Rails, Cats and DSLs

Sam picked up on an interesting article and Sean put together a great response. I just wanted to look at the discussion from the perspective of Domain Specific Languages to provide another way of looking at such issues . . .

Rails (or MG:Unity) can be viewed as a collection of simple Domain Specific Languages for rapidly developing web applications (it also comes with a build in interpreter for the DSLs - that's the framework code). The strength of Domain Specific Languages is that they allow you to more efficiently capture your intent (less characters and effort are required to express the same functionality). Any Domain Specific Language will allow you to implement a class of functionality (workflows, controllers, wiring of beans, object relational mapping, validation, URL creation, etc.) more quickly that implementing the same functionality in ColdFusion, Ruby or Java directly.
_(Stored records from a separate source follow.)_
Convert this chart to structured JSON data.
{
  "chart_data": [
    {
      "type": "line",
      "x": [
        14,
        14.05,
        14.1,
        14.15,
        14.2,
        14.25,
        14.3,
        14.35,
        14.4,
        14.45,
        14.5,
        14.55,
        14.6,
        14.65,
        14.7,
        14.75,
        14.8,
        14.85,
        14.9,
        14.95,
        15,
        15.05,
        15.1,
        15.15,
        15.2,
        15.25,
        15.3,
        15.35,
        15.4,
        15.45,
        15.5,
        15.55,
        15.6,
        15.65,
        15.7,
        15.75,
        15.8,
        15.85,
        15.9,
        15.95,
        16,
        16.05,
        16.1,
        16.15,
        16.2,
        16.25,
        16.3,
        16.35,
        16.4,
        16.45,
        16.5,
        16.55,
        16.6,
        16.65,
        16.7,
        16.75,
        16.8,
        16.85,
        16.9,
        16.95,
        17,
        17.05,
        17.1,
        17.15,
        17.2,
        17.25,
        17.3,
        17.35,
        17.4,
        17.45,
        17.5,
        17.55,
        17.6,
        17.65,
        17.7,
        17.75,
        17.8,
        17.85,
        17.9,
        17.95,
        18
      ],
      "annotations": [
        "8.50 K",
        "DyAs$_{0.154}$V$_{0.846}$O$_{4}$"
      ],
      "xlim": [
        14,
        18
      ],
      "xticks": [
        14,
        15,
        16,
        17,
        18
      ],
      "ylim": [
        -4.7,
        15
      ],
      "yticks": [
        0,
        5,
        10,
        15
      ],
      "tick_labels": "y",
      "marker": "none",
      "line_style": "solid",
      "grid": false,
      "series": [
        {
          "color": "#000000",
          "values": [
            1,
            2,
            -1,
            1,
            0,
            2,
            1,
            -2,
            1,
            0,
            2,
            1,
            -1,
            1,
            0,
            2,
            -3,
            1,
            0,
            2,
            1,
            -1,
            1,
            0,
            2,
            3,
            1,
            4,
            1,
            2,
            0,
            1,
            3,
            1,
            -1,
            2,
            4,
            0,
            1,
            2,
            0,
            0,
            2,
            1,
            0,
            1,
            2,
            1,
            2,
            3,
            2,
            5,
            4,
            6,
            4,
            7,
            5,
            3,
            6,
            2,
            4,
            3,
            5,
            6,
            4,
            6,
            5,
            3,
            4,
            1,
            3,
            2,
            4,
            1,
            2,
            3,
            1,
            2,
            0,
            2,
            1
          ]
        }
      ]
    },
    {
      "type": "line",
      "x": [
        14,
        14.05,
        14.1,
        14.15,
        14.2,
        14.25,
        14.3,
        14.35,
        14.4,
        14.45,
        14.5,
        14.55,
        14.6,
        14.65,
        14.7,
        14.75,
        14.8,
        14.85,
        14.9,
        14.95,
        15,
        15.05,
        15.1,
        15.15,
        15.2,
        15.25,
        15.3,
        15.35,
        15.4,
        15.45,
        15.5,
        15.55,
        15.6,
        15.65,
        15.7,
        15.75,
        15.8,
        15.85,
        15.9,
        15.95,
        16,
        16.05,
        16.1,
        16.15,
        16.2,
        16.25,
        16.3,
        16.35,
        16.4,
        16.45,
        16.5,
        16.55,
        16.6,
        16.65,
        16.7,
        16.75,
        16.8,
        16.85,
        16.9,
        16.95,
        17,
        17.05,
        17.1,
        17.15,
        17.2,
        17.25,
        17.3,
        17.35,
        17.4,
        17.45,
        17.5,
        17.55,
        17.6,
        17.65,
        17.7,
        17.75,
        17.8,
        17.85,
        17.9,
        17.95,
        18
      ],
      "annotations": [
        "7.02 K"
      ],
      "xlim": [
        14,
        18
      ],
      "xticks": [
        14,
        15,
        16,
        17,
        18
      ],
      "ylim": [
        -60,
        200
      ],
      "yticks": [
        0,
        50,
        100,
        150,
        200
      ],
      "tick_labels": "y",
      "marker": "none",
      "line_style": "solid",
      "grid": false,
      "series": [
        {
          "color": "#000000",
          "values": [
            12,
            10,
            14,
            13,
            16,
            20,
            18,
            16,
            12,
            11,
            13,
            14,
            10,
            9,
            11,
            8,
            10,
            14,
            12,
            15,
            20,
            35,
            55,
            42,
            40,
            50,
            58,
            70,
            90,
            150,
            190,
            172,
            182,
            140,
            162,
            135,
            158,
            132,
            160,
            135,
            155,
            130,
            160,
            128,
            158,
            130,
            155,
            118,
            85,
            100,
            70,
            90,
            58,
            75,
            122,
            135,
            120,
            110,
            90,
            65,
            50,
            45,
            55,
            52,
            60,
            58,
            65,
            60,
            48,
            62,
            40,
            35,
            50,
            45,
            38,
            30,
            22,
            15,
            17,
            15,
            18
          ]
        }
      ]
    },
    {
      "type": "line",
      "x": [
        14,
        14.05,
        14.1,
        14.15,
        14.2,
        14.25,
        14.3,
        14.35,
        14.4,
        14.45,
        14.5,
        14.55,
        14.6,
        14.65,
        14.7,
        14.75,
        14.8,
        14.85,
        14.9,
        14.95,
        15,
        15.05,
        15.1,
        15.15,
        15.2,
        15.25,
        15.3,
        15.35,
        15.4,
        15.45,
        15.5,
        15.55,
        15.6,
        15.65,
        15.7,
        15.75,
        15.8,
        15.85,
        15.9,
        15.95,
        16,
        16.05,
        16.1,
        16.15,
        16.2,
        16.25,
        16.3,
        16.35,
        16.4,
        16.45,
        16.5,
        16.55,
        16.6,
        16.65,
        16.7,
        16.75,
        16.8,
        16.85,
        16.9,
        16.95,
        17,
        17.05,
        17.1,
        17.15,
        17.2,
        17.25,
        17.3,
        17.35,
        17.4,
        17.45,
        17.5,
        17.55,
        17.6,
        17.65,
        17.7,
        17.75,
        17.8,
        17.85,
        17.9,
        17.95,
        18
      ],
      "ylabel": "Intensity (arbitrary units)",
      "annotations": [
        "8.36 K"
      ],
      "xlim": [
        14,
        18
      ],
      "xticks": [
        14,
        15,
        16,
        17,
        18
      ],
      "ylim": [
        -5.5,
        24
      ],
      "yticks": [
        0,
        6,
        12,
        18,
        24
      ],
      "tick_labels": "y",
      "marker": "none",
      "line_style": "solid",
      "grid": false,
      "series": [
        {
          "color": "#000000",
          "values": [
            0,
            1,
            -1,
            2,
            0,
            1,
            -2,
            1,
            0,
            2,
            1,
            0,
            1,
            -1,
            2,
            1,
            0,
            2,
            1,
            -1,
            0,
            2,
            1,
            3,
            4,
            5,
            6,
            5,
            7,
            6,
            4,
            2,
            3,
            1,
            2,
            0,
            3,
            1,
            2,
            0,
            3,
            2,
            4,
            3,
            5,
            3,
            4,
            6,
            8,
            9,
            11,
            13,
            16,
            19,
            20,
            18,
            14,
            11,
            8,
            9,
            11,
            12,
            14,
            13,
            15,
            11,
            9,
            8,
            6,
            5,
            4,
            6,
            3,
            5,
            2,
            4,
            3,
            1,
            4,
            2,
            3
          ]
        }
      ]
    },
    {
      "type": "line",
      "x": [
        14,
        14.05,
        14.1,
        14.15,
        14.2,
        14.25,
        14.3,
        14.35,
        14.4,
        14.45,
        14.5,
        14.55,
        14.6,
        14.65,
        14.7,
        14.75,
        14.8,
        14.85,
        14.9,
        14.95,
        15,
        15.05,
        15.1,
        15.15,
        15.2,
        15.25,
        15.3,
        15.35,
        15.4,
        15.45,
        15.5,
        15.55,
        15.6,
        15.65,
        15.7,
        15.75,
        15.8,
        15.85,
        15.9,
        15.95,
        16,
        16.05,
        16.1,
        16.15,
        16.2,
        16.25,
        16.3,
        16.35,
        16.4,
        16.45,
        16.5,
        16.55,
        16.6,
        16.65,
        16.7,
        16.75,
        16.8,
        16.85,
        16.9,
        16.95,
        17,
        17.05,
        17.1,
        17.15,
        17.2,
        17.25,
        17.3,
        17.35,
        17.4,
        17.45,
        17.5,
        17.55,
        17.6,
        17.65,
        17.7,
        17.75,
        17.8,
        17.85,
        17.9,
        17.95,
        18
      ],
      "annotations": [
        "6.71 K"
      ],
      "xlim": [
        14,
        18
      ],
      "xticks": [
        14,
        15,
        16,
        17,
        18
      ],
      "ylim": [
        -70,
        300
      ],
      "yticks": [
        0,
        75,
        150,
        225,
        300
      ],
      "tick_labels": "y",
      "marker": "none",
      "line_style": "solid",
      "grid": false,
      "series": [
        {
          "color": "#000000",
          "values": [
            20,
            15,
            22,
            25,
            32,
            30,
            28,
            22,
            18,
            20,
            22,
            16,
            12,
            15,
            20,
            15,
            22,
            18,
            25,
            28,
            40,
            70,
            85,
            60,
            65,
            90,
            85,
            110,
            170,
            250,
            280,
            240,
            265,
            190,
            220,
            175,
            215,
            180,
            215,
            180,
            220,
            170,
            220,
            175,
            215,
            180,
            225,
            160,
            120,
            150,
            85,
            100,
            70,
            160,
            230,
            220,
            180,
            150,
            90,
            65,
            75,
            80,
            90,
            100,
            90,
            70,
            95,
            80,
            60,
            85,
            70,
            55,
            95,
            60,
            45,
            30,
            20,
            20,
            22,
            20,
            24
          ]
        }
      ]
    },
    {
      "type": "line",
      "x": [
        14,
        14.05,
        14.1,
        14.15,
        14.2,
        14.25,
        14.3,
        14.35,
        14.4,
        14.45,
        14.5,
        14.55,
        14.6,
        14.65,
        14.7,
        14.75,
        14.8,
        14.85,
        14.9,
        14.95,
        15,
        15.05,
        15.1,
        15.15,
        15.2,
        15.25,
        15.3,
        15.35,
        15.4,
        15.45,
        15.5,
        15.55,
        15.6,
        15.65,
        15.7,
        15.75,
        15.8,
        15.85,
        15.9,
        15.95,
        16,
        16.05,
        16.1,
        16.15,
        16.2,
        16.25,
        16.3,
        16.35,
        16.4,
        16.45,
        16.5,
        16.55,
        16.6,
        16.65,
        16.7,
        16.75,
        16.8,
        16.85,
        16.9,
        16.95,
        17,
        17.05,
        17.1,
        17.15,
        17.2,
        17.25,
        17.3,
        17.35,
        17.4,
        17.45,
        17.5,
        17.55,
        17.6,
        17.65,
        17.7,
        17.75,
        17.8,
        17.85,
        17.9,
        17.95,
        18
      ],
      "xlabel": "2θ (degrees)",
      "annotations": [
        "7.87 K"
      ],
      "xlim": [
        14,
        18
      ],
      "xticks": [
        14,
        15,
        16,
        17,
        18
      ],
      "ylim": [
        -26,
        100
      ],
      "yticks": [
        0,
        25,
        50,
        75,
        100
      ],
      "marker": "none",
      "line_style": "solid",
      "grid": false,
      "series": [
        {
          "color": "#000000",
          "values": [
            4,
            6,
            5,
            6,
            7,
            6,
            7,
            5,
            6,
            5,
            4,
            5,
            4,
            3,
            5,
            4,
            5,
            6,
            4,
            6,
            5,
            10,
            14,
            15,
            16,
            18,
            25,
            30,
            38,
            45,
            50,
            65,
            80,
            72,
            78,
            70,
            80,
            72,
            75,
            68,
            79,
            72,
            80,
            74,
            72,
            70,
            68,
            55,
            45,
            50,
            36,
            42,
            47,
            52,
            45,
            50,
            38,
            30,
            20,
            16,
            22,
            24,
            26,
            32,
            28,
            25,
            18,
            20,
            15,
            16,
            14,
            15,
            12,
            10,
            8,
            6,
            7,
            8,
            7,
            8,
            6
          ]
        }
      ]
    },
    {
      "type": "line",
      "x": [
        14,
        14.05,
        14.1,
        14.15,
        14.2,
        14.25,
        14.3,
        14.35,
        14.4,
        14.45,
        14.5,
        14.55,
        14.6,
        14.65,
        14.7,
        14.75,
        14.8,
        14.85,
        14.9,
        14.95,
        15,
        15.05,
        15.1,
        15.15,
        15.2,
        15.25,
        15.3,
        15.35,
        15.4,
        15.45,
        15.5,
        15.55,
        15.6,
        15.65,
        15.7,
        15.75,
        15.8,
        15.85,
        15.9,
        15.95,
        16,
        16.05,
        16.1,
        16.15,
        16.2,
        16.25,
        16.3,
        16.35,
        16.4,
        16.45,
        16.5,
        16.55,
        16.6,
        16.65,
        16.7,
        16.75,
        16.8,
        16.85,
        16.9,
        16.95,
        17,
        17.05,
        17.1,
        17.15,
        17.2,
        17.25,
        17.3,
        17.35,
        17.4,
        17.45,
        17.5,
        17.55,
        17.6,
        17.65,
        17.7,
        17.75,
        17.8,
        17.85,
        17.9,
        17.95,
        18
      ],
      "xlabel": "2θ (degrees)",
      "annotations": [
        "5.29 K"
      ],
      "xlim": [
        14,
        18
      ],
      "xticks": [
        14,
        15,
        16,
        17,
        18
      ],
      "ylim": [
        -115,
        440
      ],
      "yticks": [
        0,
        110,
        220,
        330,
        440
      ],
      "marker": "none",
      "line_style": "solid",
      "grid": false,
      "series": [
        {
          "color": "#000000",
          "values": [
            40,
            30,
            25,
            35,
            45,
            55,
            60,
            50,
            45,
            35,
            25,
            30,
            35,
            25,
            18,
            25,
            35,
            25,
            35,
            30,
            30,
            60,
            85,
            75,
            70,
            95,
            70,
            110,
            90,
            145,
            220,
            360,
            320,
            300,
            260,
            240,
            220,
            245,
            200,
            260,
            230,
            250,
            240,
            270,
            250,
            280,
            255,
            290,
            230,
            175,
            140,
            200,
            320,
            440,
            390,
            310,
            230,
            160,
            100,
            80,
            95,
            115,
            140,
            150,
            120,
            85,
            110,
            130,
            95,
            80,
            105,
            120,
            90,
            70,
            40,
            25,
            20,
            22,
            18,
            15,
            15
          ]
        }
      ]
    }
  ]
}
However, as Sean pointed out, there is a learning curve to any language (whether it is a framework, a tag, an XML schema, boxes and arrows, a table based interface for entering requirements or whatever). So the amount of times you'll use the language and the amount of time it'll save you must be compared to the learning curve. Whether it is worth using a DSL depends on how well your use cases overlap with those envisioned by the DSL author, the steepness of the customization cliff, the ease of learning the language, the power of the language, and like learning human languages - the number of other languages you're learnt in the past. In my experience, someone who has learnt fifteen frameworks will probably have a much easier time picking their sixteenth.